An Orphan Christmas
It’s late Christmas morning and there isn’t a sound in the orphanage. All the children have been woken up by the busy street outside the window. Everyone is busy, going from house to house, but the children in the orphanage are quietly sitting on their beds staring at either the wall or down at their feet. There is complete silence within the walls, but on the outside it is the opposite. Their is no tree or decoration and devastating enough their are no boxes or bags with bows or ribbons.
As she walks in, the head of the orphanage sees the grim looks on the children and sighs and begins to talk.
I’m so sorry. I wish we could’ve had a merrier Christmas, I really do. I..we…the orphanage..there just wasn’t enough founding.
All the orphans look around and try to smile and shrug it off, but it doesn’t fool the head mistress. She knows how much they wanted to be able to experience a normal Christmas.
The wood creaks as the head mistress walks away from the petite room and marches to her office. She sits down at her desk and boldly picks up the phone, and begins to dial. Half way through she stops, looks up, and sighs. One of the little boys is standing at her door.

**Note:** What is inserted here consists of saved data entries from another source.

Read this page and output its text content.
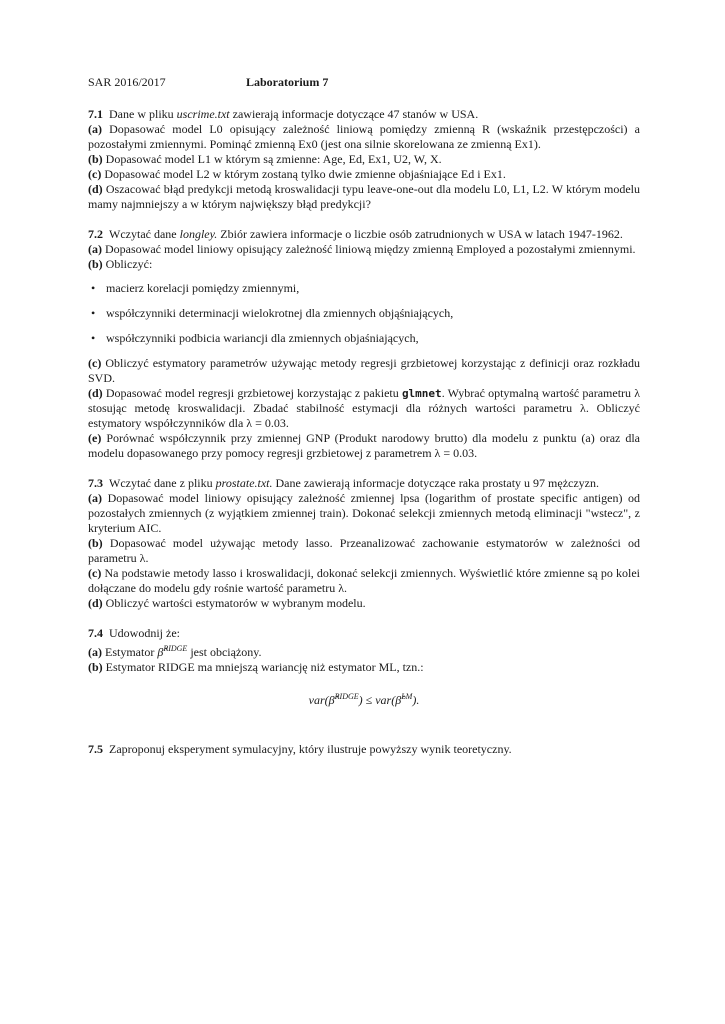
SAR 2016/2017	Laboratorium 7

7.1 Dane w pliku uscrime.txt zawierają informacje dotyczące 47 stanów w USA.

(a) Dopasować model L0 opisujący zależność liniową pomiędzy zmienną R (wskaźnik przestępczości) a pozostałymi zmiennymi. Pominąć zmienną Ex0 (jest ona silnie skorelowana ze zmienną Ex1).

(b) Dopasować model L1 w którym są zmienne: Age, Ed, Ex1, U2, W, X.

(c) Dopasować model L2 w którym zostaną tylko dwie zmienne objaśniające Ed i Ex1.

(d) Oszacować błąd predykcji metodą kroswalidacji typu leave-one-out dla modelu L0, L1, L2. W którym modelu mamy najmniejszy a w którym największy błąd predykcji?

7.2 Wczytać dane longley. Zbiór zawiera informacje o liczbie osób zatrudnionych w USA w latach 1947-1962.

(a) Dopasować model liniowy opisujący zależność liniową między zmienną Employed a pozostałymi zmiennymi.

(b) Obliczyć:

• macierz korelacji pomiędzy zmiennymi,
• współczynniki determinacji wielokrotnej dla zmiennych objąśniających,
• współczynniki podbicia wariancji dla zmiennych objaśniających,

(c) Obliczyć estymatory parametrów używając metody regresji grzbietowej korzystając z definicji oraz rozkładu SVD.

(d) Dopasować model regresji grzbietowej korzystając z pakietu glmnet. Wybrać optymalną wartość parametru λ stosując metodę kroswalidacji. Zbadać stabilność estymacji dla różnych wartości parametru λ. Obliczyć estymatory współczynników dla λ = 0.03.

(e) Porównać współczynnik przy zmiennej GNP (Produkt narodowy brutto) dla modelu z punktu (a) oraz dla modelu dopasowanego przy pomocy regresji grzbietowej z parametrem λ = 0.03.

7.3 Wczytać dane z pliku prostate.txt. Dane zawierają informacje dotyczące raka prostaty u 97 mężczyzn.

(a) Dopasować model liniowy opisujący zależność zmiennej lpsa (logarithm of prostate specific antigen) od pozostałych zmiennych (z wyjątkiem zmiennej train). Dokonać selekcji zmiennych metodą eliminacji "wstecz", z kryterium AIC.

(b) Dopasować model używając metody lasso. Przeanalizować zachowanie estymatorów w zależności od parametru λ.

(c) Na podstawie metody lasso i kroswalidacji, dokonać selekcji zmiennych. Wyświetlić które zmienne są po kolei dołączane do modelu gdy rośnie wartość parametru λ.

(d) Obliczyć wartości estymatorów w wybranym modelu.

7.4 Udowodnij że:

(a) Estymator β̂$^{RIDGE}$ jest obciążony.

(b) Estymator RIDGE ma mniejszą wariancję niż estymator ML, tzn.:

var(β̂$^{RIDGE}$) ≤ var(β̂$^{LM}$).

7.5 Zaproponuj eksperyment symulacyjny, który ilustruje powyższy wynik teoretyczny.
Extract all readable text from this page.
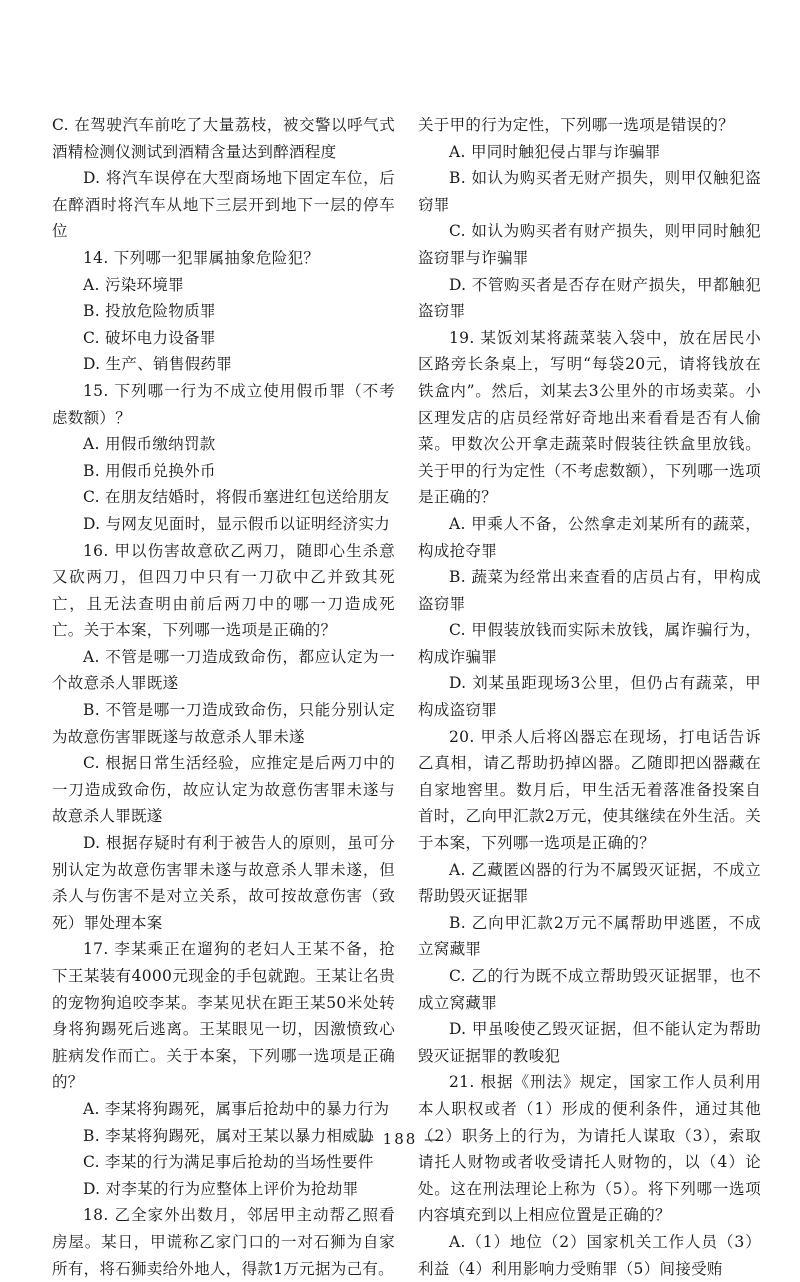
C. 在驾驶汽车前吃了大量荔枝，被交警以呼气式酒精检测仪测试到酒精含量达到醉酒程度

D. 将汽车误停在大型商场地下固定车位，后在醉酒时将汽车从地下三层开到地下一层的停车位

14. 下列哪一犯罪属抽象危险犯？

A. 污染环境罪

B. 投放危险物质罪

C. 破坏电力设备罪

D. 生产、销售假药罪

15. 下列哪一行为不成立使用假币罪（不考虑数额）？

A. 用假币缴纳罚款

B. 用假币兑换外币

C. 在朋友结婚时，将假币塞进红包送给朋友

D. 与网友见面时，显示假币以证明经济实力

16. 甲以伤害故意砍乙两刀，随即心生杀意又砍两刀，但四刀中只有一刀砍中乙并致其死亡，且无法查明由前后两刀中的哪一刀造成死亡。关于本案，下列哪一选项是正确的？

A. 不管是哪一刀造成致命伤，都应认定为一个故意杀人罪既遂

B. 不管是哪一刀造成致命伤，只能分别认定为故意伤害罪既遂与故意杀人罪未遂

C. 根据日常生活经验，应推定是后两刀中的一刀造成致命伤，故应认定为故意伤害罪未遂与故意杀人罪既遂

D. 根据存疑时有利于被告人的原则，虽可分别认定为故意伤害罪未遂与故意杀人罪未遂，但杀人与伤害不是对立关系，故可按故意伤害（致死）罪处理本案

17. 李某乘正在遛狗的老妇人王某不备，抢下王某装有4000元现金的手包就跑。王某让名贵的宠物狗追咬李某。李某见状在距王某50米处转身将狗踢死后逃离。王某眼见一切，因激愤致心脏病发作而亡。关于本案，下列哪一选项是正确的？

A. 李某将狗踢死，属事后抢劫中的暴力行为

B. 李某将狗踢死，属对王某以暴力相威胁

C. 李某的行为满足事后抢劫的当场性要件

D. 对李某的行为应整体上评价为抢劫罪

18. 乙全家外出数月，邻居甲主动帮乙照看房屋。某日，甲谎称乙家门口的一对石狮为自家所有，将石狮卖给外地人，得款1万元据为己有。

关于甲的行为定性，下列哪一选项是错误的？

A. 甲同时触犯侵占罪与诈骗罪

B. 如认为购买者无财产损失，则甲仅触犯盗窃罪

C. 如认为购买者有财产损失，则甲同时触犯盗窃罪与诈骗罪

D. 不管购买者是否存在财产损失，甲都触犯盗窃罪

19. 某饭刘某将蔬菜装入袋中，放在居民小区路旁长条桌上，写明“每袋20元，请将钱放在铁盒内”。然后，刘某去3公里外的市场卖菜。小区理发店的店员经常好奇地出来看看是否有人偷菜。甲数次公开拿走蔬菜时假装往铁盒里放钱。关于甲的行为定性（不考虑数额），下列哪一选项是正确的？

A. 甲乘人不备，公然拿走刘某所有的蔬菜，构成抢夺罪

B. 蔬菜为经常出来查看的店员占有，甲构成盗窃罪

C. 甲假装放钱而实际未放钱，属诈骗行为，构成诈骗罪

D. 刘某虽距现场3公里，但仍占有蔬菜，甲构成盗窃罪

20. 甲杀人后将凶器忘在现场，打电话告诉乙真相，请乙帮助扔掉凶器。乙随即把凶器藏在自家地窖里。数月后，甲生活无着落准备投案自首时，乙向甲汇款2万元，使其继续在外生活。关于本案，下列哪一选项是正确的？

A. 乙藏匿凶器的行为不属毁灭证据，不成立帮助毁灭证据罪

B. 乙向甲汇款2万元不属帮助甲逃匿，不成立窝藏罪

C. 乙的行为既不成立帮助毁灭证据罪，也不成立窝藏罪

D. 甲虽唆使乙毁灭证据，但不能认定为帮助毁灭证据罪的教唆犯

21. 根据《刑法》规定，国家工作人员利用本人职权或者（1）形成的便利条件，通过其他（2）职务上的行为，为请托人谋取（3），索取请托人财物或者收受请托人财物的，以（4）论处。这在刑法理论上称为（5）。将下列哪一选项内容填充到以上相应位置是正确的？

A.（1）地位（2）国家机关工作人员（3）利益（4）利用影响力受贿罪（5）间接受贿

— 188 —
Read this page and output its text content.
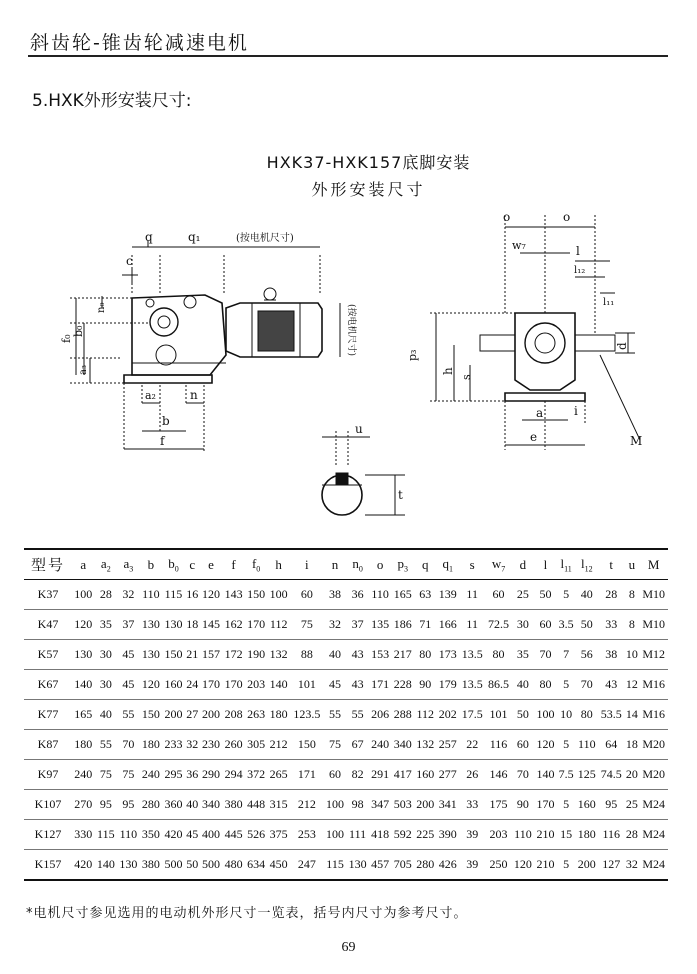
斜齿轮-锥齿轮减速电机
5.HXK外形安装尺寸:
HXK37-HXK157底脚安装
外形安装尺寸
q	q₁	(按电机尺寸)
c
n₀
f₀
b₀
a₃
a₂	n
b
f
(按电机尺寸)
u
t
o	o
w₇	l
l₁₂
l₁₁
p₃
h
s
d
a	i
e	M
型号	a	$a_2$	$a_3$	b	$b_0$	c	e	f	$f_0$	h	i	n	$n_0$	o	$p_3$	q	$q_1$	s	$w_7$	d	l	$l_{11}$	$l_{12}$	t	u	M
K37	100	28	32	110	115	16	120	143	150	100	60	38	36	110	165	63	139	11	60	25	50	5	40	28	8	M10
K47	120	35	37	130	130	18	145	162	170	112	75	32	37	135	186	71	166	11	72.5	30	60	3.5	50	33	8	M10
K57	130	30	45	130	150	21	157	172	190	132	88	40	43	153	217	80	173	13.5	80	35	70	7	56	38	10	M12
K67	140	30	45	120	160	24	170	170	203	140	101	45	43	171	228	90	179	13.5	86.5	40	80	5	70	43	12	M16
K77	165	40	55	150	200	27	200	208	263	180	123.5	55	55	206	288	112	202	17.5	101	50	100	10	80	53.5	14	M16
K87	180	55	70	180	233	32	230	260	305	212	150	75	67	240	340	132	257	22	116	60	120	5	110	64	18	M20
K97	240	75	75	240	295	36	290	294	372	265	171	60	82	291	417	160	277	26	146	70	140	7.5	125	74.5	20	M20
K107	270	95	95	280	360	40	340	380	448	315	212	100	98	347	503	200	341	33	175	90	170	5	160	95	25	M24
K127	330	115	110	350	420	45	400	445	526	375	253	100	111	418	592	225	390	39	203	110	210	15	180	116	28	M24
K157	420	140	130	380	500	50	500	480	634	450	247	115	130	457	705	280	426	39	250	120	210	5	200	127	32	M24
*电机尺寸参见选用的电动机外形尺寸一览表，括号内尺寸为参考尺寸。
69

It’s okay Miss we know you’ve done all you can. We can have a good Christmas without all of the gifts and decorations.
The head mistress smiles slightly and tells the boy thank you and he walks back up to their room. She stares at the phone. She was half way there, half way to complaining, and half way to being told again that there is nothing they can do. She sets the phone back down and looks down at her hands. Most of the kids here have never had a real Christmas, but none of them have the heart to ask for one. She decides that the people at the other end of the phone line are right. They can’t do anything about it. It’s been a long time since she has sat down and prayed, a very very long time, but somehow she knew that was the only way a Christmas miracle could come to the smallest orphanage in the city, so she prayed. She prayed for a while simply asking, but began to explain, explain why it’d been so long, and explain why they deserved it so much. I sat there with my eyes closed and my hands clasped for a few minutes and I glanced up. I knew it wasn’t just going to appear but I wished it would.
She looked at her desk, realizing the amount of work she had to do and so she began to work. About thirty minutes after she’d started to work the same boy that had told her just an hour ago that it was okay that they didn’t get a Christmas was smiling in my doorway. The grin had completely taken over and he literally looked like a kid on Christmas morning, and it was so beautiful.
Someone is at the door.
That is all the gay little boy said. She looked very perplexed as she got up and headed to the front of the orphanage. As she reached the door, she glanced through the opening in the door. What laid on the other side of the door was greater than any of the children could ever imagine.
On the other side of the door was two everyday people carrying two of the largest red sacks you could ever imagine, and smiling a humble and gleeful smile. This was it, the first and last Christmas miracle the orphanage will ever receive.